Returning to Michigan in 1988, Dr. Kevorkian initiated a new medical practice advertised in Detroit newspapers. He termed it “bioethics and obiatry,” offering “death counseling” to patients and their families. He openly communicated his intentions to reporters, emphasizing that his services were free of charge, with him personally covering all euthanasia-related expenses. He demonstrated to journalists a simple apparatus he had created: a metal frame designed to hold vials of drugs – thiopental, a sedative, and potassium chloride, to induce cardiac arrest – enabling patients to administer life-ending medication themselves.
The First “Medicide”
Dr. Kevorkian also articulated the “doctrine” he had formulated. This doctrine served a dual purpose: to ensure patient comfort and to shield himself from potential criminal prosecution for his end of life service. His protocol mandated that patients unequivocally express their desire to die. Consultations with family physicians and mental health professionals were required. Patients were given a minimum of one month to deliberate their decision, allowing for reconsideration. Dr. Kevorkian meticulously documented the process, videotaping interviews with patients, their families, and friends. He also recorded the suicides themselves, which he referred to as medicides.

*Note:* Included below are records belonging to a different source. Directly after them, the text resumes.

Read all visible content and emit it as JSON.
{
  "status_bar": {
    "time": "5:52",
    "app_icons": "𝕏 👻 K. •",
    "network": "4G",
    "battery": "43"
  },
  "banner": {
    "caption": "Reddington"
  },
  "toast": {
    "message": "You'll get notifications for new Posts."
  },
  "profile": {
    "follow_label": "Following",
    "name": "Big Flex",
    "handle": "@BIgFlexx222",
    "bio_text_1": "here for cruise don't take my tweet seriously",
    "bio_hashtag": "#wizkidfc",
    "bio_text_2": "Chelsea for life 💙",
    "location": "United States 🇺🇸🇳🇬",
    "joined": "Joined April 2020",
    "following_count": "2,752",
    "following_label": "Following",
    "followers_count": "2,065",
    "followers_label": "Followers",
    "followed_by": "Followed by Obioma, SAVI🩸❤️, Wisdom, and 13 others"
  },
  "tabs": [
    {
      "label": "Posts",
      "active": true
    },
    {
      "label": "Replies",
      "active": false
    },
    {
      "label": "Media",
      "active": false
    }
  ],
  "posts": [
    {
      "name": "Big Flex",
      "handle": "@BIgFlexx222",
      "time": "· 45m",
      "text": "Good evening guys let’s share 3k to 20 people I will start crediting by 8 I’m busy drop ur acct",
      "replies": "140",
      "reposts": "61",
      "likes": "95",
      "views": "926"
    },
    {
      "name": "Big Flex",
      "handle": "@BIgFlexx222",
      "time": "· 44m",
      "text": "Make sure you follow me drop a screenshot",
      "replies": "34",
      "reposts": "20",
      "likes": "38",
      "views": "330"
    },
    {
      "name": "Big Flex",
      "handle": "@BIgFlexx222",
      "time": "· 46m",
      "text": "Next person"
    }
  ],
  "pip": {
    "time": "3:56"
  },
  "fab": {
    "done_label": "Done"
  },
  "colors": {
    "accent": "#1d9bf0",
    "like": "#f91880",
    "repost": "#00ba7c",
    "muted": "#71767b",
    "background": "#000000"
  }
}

On June 4, 1990, Janet Adkins, an Oregon teacher diagnosed with Alzheimer’s disease, became the first individual to seek Dr. Kevorkian’s assistance. Mrs. Adkins’s life concluded in Dr. Kevorkian’s 1968 Volkswagen van, parked at a campground near his residence. This marked the beginning of Dr. Kevorkian’s highly controversial and legally fraught journey providing end of life service, ultimately leading to his prosecution and sparking intense debate around assisted suicide and the right to die.